Build and Deployment
There are two GitHub repositories involved. The first repository contains the Lambda function code and uses Travis CI to build the deployment artifact. This is simply downloading the various dependencies (mainly pandas, BeautifulSoup, and requests) and building a ZIP file in the appropriate format for consuming by Lambda. This artifact is automatically pushed to a artifact staging bucket in my AWS account.
The second repository is a small bit of Terraform code (with help from Terragrunt) for configuring the infrastructure itself. Even for this tiny project there is still a fair amount of configuration to accomplish. The destination bucket for the CSV needs to be created and access permissions set up. The IAM role for executing the Lambda function needs specific permissions to the S3 location, the ability to push to the SNS topic, as well as the core Lambda execution and logging permissions. The aforementioned SNS topic must be created and the CloudWatch Events rule has to be created with the appropriate targets to trigger the daily process. Some of this could be done via shared privileges, but I prefer to keep my accounts and set up as compartmentalized as practical. This isolates concerns across multiple processes, improves visibility for both security and billing, and has the nice benefit that allows others to grab this code and tweak/deploy as they see fit without being tied to the specifics of my cloud set up.
Even though a teeny little project, I hadn’t done much AWS development on this particular desktop machine before and there were some nits that came up during the development process. In no particular order:
- Lambda Python support - My rage meter is filled every time I create a new Lambda function and see that Python support is still stuck on 2.7. C# gets added to the supported environments before a modern Python 3 implementation?!
- Lambda Package management - Getting dependencies available for Lambda means vendoring packages and bundling them up. Not a big issue, but when those dependencies include compiled code, that’s a hassle as my development environment is Windows and the Lambda runtime is a containerized version of AWS Linux. Fortunately the Ubuntu-based Travis CI containers seem close enough to work.
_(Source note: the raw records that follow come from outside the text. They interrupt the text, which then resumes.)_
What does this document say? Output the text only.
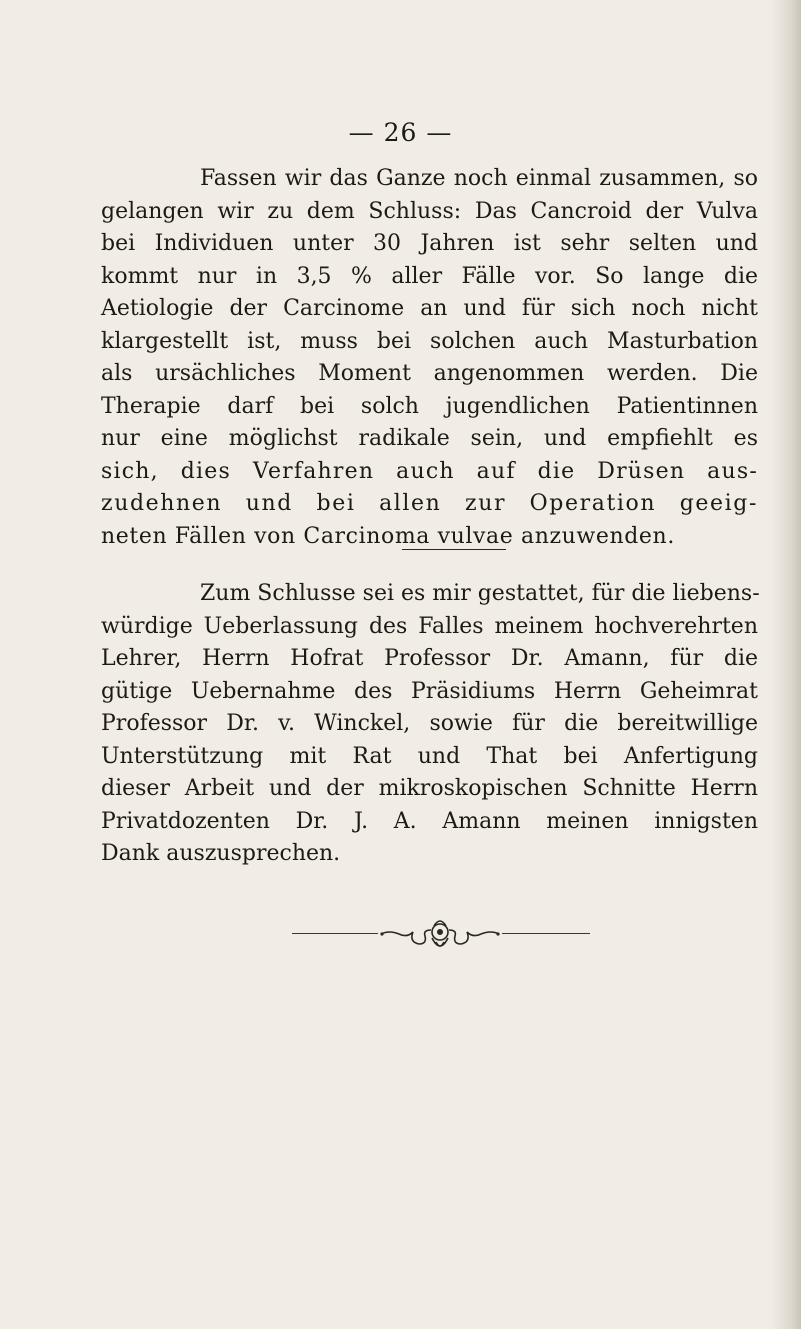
— 26 —
Fassen wir das Ganze noch einmal zusammen, so
gelangen wir zu dem Schluss: Das Cancroid der Vulva
bei Individuen unter 30 Jahren ist sehr selten und
kommt nur in 3,5 % aller Fälle vor. So lange die
Aetiologie der Carcinome an und für sich noch nicht
klargestellt ist, muss bei solchen auch Masturbation
als ursächliches Moment angenommen werden. Die
Therapie darf bei solch jugendlichen Patientinnen
nur eine möglichst radikale sein, und empfiehlt es
sich, dies Verfahren auch auf die Drüsen aus-
zudehnen und bei allen zur Operation geeig-
neten Fällen von Carcinoma vulvae anzuwenden.
Zum Schlusse sei es mir gestattet, für die liebens-
würdige Ueberlassung des Falles meinem hochverehrten
Lehrer, Herrn Hofrat Professor Dr. Amann, für die
gütige Uebernahme des Präsidiums Herrn Geheimrat
Professor Dr. v. Winckel, sowie für die bereitwillige
Unterstützung mit Rat und That bei Anfertigung
dieser Arbeit und der mikroskopischen Schnitte Herrn
Privatdozenten Dr. J. A. Amann meinen innigsten
Dank auszusprechen.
- Vagrant - My tests of Python 2.7 and vendored dependencies used a Vagrant box. When I rebuilt my development environment, I picked up the current 1.9.3 build of Vagrant. It turns out this has a fatal networking issue. I was able to work around it, though these sorts of Windows-Vagrant interactions are distressingly common. Vagrant as a project doesn’t get nearly the love I’d like to see. I refuse to even mention the sad state of vagrant-aws.
- Makefiles - The Travis CI build process uses a Makefile to create the deployment ZIP file. I rarely author Makefiles and have to relearn the syntax almost every project. Just can’t seem to make that info stick in my head.
This solution has only been live for a couple days so no fun plots or analysis at this time. I’m looking forward to firing up some AWS S3 integration in R and working with this data set as it develops.Yes, this is a flagrant violation of the XKDC “Is It Worth It?” guidance, but I needed a distraction project to take me away from obsessing about a nagging injury that’s been keeping me from running. Not everything needs to be efficient.